- Born: 1959 (age 66–67) Morteau
- Occupation: museologist
- Known for: Director of the Museu Picasso

= Emmanuel Guigon =

Museum director

Emmanuel Guigon, born March 15, 1959, in Morteau, is a museologist, holds a doctorate in art history and is the current director of the Museu Picasso in Barcelona. He holds dual French-Swiss nationality. Guigon earned his doctorate in contemporary art at the Paris-Sorbonne University (France), and is a specialist in historical avant-gardes, surrealism, modern Spanish art and European post-war art.
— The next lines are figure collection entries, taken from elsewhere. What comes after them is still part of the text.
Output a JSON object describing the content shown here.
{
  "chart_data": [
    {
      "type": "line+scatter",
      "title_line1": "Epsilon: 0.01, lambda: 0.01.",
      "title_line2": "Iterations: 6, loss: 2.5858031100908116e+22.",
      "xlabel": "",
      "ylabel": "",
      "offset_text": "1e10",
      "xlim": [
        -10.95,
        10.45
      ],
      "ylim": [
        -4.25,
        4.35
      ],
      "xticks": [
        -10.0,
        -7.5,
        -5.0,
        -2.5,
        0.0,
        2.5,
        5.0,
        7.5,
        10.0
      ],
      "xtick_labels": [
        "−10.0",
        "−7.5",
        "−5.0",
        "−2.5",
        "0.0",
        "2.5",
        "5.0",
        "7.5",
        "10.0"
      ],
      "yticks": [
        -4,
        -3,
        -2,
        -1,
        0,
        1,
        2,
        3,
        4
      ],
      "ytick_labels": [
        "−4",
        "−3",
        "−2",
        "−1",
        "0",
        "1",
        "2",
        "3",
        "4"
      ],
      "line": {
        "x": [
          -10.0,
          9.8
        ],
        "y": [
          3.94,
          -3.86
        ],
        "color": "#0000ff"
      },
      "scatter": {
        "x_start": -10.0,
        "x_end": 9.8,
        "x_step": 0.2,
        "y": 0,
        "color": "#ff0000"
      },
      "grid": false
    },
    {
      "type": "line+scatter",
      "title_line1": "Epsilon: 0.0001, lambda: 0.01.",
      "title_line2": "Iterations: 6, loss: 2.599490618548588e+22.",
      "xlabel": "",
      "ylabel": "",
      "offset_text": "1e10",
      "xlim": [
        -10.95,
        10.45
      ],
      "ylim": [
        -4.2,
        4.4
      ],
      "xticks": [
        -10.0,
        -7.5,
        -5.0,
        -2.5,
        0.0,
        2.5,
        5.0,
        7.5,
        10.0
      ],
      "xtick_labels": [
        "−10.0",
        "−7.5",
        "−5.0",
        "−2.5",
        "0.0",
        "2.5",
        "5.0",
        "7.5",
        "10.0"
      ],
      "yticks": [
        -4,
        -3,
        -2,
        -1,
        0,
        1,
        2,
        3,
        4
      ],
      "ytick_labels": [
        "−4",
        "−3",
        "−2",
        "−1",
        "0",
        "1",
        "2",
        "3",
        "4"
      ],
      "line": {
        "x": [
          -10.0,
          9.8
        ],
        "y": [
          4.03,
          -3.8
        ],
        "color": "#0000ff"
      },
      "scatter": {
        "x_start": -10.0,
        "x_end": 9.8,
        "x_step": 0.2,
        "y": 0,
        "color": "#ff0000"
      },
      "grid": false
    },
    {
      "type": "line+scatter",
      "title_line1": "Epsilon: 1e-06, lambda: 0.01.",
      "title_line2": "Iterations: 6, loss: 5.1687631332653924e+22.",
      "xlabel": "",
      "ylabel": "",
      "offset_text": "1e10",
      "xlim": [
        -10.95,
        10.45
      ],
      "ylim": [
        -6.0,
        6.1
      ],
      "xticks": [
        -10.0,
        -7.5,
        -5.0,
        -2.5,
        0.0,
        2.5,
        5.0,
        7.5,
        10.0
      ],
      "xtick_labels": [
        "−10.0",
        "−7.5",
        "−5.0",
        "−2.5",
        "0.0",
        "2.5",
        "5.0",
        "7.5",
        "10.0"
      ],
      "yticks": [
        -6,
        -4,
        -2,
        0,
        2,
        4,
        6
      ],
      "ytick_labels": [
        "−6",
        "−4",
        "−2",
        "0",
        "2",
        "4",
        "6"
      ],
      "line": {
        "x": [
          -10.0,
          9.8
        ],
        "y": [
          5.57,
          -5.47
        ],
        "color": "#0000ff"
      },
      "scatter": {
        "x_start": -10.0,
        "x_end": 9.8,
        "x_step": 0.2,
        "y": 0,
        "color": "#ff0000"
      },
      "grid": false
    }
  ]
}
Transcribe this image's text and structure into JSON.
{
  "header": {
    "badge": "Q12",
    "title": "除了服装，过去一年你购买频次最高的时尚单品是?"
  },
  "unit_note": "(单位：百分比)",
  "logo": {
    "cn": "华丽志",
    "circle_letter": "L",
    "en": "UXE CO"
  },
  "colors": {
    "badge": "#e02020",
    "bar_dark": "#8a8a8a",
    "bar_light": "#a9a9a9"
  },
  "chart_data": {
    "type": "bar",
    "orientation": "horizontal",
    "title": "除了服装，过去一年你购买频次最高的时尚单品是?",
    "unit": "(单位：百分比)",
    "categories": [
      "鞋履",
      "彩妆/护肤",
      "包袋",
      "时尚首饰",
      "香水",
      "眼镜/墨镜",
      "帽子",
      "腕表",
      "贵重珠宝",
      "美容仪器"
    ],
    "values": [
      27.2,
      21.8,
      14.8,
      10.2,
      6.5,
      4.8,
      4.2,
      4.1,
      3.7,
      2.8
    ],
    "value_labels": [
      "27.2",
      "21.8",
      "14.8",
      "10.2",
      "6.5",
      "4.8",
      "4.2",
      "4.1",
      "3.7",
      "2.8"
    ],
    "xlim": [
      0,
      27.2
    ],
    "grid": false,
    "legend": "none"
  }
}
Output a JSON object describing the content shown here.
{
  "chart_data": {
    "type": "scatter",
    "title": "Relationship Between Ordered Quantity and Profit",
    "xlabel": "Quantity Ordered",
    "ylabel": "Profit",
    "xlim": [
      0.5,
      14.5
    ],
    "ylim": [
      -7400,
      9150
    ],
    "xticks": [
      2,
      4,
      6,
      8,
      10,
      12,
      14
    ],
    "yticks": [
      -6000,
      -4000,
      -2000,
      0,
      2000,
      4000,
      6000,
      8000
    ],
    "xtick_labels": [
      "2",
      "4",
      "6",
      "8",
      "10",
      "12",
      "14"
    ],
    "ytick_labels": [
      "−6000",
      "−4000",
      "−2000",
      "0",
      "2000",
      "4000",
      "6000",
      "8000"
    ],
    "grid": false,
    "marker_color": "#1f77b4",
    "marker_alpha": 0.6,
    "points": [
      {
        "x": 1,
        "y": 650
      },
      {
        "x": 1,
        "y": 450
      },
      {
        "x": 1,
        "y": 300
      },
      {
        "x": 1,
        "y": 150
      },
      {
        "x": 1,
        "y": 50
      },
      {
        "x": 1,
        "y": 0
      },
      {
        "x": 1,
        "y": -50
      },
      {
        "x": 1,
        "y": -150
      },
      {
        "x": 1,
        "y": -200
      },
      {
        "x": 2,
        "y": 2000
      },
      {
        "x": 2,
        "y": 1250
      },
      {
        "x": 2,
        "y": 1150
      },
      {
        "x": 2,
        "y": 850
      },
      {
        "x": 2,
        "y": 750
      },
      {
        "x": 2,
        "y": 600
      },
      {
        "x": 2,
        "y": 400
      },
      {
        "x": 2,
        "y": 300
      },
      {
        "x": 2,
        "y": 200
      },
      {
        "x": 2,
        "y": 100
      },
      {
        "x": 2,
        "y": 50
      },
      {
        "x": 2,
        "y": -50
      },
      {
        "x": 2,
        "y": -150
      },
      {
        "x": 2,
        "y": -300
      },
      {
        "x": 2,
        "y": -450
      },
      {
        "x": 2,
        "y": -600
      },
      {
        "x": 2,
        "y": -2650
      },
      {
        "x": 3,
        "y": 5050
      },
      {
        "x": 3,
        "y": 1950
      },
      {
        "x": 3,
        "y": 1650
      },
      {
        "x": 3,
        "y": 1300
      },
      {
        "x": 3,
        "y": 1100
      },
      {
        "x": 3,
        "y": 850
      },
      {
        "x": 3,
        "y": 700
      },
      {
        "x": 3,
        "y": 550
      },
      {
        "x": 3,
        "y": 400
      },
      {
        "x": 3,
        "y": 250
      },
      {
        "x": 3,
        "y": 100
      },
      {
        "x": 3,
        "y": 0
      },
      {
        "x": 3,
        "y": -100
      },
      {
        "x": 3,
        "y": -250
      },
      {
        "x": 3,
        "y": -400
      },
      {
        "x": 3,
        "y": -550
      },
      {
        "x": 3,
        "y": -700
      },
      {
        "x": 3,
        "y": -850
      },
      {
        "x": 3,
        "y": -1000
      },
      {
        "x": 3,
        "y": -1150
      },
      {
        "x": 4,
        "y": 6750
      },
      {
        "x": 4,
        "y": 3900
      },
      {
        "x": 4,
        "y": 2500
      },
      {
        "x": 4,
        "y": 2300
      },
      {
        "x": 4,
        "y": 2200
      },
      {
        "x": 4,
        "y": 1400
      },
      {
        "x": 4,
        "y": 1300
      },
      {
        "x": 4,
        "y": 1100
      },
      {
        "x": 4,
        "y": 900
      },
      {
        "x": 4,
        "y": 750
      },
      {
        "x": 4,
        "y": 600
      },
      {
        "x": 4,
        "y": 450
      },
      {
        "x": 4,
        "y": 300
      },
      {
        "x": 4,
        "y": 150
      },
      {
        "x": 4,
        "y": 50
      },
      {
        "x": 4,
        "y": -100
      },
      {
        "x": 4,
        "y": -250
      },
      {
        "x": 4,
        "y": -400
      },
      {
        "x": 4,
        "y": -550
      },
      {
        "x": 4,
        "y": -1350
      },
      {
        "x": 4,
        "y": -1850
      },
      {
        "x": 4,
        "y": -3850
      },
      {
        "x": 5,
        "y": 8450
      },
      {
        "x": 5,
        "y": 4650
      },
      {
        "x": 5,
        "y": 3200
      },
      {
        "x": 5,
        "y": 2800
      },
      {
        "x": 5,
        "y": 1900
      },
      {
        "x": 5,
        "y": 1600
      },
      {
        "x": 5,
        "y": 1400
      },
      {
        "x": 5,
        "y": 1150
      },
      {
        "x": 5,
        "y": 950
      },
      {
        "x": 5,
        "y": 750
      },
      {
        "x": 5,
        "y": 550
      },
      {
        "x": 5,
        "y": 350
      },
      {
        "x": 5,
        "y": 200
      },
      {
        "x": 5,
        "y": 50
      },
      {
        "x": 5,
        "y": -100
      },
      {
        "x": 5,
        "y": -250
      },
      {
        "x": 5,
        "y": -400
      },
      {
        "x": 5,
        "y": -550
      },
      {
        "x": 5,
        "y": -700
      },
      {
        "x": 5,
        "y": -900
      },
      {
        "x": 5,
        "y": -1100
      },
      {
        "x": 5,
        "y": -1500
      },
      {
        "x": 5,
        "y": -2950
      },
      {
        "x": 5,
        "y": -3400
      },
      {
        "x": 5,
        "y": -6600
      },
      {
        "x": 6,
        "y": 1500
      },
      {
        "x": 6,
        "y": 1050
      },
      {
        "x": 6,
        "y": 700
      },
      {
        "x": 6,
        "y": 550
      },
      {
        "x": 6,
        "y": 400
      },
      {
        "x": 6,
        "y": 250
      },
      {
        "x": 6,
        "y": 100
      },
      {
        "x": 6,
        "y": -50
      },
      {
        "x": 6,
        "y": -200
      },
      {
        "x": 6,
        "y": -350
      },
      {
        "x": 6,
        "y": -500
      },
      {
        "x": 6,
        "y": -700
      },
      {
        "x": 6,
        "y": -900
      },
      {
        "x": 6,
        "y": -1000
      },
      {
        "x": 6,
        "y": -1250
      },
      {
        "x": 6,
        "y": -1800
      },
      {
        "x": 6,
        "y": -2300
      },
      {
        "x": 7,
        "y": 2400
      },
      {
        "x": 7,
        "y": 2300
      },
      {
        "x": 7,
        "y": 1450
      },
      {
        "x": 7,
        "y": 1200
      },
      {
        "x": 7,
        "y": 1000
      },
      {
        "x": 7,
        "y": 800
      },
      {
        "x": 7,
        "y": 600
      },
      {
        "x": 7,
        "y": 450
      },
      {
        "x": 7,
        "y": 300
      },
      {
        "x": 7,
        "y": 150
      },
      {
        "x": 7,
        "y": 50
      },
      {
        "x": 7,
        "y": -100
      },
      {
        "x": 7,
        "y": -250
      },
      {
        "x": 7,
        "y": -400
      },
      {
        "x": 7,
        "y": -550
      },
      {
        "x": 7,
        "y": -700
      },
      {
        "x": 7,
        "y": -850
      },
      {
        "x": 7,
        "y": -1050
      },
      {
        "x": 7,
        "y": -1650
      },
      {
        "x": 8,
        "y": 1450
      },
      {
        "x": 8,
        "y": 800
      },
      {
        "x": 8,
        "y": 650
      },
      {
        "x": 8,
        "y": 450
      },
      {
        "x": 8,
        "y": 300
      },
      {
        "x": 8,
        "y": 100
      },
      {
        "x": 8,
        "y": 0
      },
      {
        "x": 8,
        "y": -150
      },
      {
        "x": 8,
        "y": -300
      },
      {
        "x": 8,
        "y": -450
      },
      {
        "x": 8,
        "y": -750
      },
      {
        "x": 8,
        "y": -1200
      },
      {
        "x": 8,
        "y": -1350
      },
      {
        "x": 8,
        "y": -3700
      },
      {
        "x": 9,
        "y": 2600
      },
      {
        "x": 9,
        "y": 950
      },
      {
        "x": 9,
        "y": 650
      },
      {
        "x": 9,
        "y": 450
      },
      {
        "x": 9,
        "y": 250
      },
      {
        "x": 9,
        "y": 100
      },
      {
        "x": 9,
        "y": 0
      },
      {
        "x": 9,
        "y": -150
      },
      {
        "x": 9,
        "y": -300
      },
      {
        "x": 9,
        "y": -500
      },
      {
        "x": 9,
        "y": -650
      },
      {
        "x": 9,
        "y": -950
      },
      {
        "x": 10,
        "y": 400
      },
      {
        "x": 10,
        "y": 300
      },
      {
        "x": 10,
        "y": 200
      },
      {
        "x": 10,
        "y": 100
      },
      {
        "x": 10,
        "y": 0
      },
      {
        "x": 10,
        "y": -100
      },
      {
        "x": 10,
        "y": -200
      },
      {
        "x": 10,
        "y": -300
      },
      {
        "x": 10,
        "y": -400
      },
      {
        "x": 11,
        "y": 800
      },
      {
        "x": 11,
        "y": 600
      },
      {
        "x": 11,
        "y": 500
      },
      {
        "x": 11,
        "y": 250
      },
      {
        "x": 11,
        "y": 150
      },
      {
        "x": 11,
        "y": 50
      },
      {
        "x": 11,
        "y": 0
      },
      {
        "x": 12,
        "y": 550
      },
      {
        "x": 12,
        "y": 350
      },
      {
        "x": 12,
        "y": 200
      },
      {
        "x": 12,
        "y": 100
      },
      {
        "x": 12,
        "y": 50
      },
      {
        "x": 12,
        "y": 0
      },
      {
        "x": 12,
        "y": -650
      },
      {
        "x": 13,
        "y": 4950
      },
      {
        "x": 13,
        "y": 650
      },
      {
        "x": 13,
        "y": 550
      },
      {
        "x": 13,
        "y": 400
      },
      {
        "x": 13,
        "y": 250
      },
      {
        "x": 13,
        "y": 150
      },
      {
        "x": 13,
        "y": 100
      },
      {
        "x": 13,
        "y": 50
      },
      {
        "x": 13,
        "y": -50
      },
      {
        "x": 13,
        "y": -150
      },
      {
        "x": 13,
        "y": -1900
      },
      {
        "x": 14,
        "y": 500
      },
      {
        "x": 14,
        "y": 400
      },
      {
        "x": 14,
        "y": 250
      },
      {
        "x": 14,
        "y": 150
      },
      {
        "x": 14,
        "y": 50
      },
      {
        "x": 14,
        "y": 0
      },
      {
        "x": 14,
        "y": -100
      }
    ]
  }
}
Before becoming the director of the Picasso Museum Barcelona, he was deputy director of museums in Besançon. Prior to that, he was director and head curator at the Strasbourg Museum of Modern and Contemporary Art (France) and head curator at the Valencia Institute of Modern Art (IVAM). He was a member of the Science Section at the École Pratique des Hautes Études Hispaniques Casa de Velázquez in Madrid, having previously lectured in contemporary art history at the Université de Franche-Comté (UFR) between 1985 and 1987. He is an associate member of numerous organisations, including the Training and Research Unit (UFR) of Iberian and Latin-American Studies at the Panthéon-Sorbonne University; the André Chastel Centre, Laboratoire de Recherche en Histoire de l’Art; AICA France (International Association of Art Critics); the Technical Committee of the Fonds Régional d’Art Contemporain (FRAC) Alsace; and the Board of Directors of the Société des Amis de Paul Éluard. He was named Knight in the Order of Academic Palms and Knight in the Order of Arts and Letters by the Ministry of Culture of the French government.